Darunter auch der hauptverantwortliche Architekt: «Ich bin sauer – wir haben gearbeitet und erhalten nichts dafür», lässt er sich in «20 Minuten» zitieren. Der Anwalt der Betreibergesellschaft äusserte sich damals schriftlich zu den Vorwürfen. Ein Konkurs stehe nicht zur Debatte und die Forderungen seien ungerecht und überrissen.

Klagen und Vandalenakte

Bereits vor der Eröffnung des Bordells, Anfang Februar 2018, machte sich Unmut über die Pläne breit. Die Betreibergesellschaft musste bis vor Bundesgericht um die Bewilligung kämpfen. Zudem kam es nach der Eröffnung immer wider zu Farb- und Säureanschlägen auf den Eingang an der Othmarstrasse. Ob diese Attacken ein Grund für den Konkurs waren, ist unklar.

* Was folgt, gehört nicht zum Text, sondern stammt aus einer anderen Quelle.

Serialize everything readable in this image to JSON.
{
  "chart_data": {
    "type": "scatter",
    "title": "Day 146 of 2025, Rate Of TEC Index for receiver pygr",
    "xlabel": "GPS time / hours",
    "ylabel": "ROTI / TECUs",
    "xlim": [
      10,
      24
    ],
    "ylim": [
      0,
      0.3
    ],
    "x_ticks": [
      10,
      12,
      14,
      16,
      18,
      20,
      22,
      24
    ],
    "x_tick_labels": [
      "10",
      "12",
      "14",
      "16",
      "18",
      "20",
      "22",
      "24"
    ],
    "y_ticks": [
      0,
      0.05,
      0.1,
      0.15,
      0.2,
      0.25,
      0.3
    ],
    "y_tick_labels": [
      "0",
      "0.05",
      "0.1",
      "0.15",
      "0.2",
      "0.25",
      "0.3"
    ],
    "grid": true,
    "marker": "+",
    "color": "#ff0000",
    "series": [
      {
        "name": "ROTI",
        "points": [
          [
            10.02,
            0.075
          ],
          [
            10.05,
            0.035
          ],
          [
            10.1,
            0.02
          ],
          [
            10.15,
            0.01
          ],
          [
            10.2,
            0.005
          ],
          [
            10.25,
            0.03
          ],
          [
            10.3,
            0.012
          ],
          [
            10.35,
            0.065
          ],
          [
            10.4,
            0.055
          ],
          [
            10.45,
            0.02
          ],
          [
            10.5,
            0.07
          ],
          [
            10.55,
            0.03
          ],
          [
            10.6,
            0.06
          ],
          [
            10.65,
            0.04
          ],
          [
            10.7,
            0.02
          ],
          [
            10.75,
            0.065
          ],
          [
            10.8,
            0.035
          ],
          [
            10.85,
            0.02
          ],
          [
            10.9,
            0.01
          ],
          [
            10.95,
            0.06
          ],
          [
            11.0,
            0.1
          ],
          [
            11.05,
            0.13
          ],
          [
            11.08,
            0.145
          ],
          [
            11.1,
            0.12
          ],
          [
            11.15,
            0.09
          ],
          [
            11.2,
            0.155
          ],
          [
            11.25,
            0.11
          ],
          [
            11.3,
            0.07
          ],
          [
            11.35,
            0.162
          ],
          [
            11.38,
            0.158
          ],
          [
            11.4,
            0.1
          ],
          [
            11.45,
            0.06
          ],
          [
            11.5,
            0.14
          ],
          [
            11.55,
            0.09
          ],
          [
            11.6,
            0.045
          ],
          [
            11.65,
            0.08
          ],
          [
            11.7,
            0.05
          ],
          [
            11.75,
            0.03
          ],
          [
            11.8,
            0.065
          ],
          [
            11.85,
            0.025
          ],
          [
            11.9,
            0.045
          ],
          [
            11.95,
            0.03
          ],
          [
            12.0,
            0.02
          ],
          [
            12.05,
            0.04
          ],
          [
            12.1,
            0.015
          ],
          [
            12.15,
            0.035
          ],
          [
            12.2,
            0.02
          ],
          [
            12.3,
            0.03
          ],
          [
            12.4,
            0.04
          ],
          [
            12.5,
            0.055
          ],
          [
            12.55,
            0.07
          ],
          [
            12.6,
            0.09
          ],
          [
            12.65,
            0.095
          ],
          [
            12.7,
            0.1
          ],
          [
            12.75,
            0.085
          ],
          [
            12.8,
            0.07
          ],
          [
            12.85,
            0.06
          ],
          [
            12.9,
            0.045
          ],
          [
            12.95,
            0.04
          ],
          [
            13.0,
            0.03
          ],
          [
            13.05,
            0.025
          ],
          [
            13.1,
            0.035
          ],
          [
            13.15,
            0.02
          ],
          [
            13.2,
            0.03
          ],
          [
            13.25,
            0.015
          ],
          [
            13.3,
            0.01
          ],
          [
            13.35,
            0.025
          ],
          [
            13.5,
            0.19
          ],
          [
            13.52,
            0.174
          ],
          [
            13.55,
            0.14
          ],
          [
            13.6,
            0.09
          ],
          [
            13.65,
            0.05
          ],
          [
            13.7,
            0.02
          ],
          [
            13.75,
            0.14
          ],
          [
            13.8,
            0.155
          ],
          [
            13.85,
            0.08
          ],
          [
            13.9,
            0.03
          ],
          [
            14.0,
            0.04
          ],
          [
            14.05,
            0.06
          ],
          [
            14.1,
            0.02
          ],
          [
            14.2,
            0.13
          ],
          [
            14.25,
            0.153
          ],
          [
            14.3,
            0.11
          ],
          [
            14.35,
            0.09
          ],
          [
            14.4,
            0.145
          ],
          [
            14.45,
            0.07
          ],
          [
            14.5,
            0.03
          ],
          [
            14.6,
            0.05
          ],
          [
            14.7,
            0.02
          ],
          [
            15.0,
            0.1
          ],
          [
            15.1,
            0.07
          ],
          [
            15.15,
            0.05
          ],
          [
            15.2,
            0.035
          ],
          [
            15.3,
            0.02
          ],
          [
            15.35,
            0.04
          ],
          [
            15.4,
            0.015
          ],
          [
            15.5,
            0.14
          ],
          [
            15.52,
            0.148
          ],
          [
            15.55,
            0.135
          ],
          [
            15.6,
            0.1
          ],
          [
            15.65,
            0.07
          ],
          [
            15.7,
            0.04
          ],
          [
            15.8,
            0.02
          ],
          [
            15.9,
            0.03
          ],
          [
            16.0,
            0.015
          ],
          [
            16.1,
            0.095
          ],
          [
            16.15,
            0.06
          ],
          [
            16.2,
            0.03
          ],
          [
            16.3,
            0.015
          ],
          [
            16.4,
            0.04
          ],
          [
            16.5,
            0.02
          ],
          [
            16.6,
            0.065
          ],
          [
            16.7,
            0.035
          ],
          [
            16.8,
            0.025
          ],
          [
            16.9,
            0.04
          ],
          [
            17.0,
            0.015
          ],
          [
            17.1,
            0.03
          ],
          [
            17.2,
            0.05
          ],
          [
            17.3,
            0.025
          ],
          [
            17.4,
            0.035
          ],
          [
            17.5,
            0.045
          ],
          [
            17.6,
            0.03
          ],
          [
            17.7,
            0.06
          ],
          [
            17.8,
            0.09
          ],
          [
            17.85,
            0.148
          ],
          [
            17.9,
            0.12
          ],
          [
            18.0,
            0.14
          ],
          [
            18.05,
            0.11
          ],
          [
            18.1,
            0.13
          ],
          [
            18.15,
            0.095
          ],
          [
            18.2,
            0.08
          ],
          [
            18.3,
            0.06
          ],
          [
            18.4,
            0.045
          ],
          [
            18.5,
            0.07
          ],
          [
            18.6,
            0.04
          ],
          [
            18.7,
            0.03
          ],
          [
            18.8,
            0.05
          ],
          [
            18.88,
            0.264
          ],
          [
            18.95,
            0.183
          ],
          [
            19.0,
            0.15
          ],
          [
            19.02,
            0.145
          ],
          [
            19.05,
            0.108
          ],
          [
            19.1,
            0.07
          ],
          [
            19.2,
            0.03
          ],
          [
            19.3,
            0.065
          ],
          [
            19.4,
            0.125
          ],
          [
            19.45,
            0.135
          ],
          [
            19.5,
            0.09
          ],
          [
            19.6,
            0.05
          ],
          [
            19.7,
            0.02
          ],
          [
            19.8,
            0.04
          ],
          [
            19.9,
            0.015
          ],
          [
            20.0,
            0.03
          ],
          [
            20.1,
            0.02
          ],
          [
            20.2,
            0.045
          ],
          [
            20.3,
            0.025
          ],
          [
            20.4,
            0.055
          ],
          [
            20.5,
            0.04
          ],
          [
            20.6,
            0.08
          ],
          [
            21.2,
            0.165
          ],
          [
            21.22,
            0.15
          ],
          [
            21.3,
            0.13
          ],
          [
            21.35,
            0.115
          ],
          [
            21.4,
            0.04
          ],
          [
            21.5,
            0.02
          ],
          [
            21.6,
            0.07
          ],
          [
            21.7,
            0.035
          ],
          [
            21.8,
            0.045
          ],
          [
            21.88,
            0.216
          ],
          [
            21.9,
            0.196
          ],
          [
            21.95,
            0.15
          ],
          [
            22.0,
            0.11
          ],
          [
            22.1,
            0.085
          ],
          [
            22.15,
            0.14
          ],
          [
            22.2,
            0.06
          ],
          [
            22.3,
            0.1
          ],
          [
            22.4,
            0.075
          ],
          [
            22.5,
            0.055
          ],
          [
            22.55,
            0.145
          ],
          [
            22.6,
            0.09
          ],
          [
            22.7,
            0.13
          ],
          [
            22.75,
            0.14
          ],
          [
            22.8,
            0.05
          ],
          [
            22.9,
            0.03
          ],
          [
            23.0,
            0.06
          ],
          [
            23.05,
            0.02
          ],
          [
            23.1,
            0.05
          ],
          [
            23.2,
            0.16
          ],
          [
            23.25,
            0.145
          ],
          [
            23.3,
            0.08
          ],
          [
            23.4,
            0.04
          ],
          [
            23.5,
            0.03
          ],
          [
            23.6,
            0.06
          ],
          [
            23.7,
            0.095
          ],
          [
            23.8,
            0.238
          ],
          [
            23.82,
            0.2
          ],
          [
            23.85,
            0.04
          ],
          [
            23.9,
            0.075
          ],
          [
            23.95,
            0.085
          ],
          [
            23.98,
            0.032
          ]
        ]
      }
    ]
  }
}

Das Edelpuff Blue Opera im Zürcher Seefeld hat sein Angebot auf eine exklusive Kundschaft ausgerichtet. Reiche Männer sollten dort diskret Liebesdienste in Anspurch nehmen können. In der Zwischenzeit wird die Kundschaft, auf der Webseite des Bordells, auf einen weiteren Club des Betreibers an der Leonharstrasse verwiesen.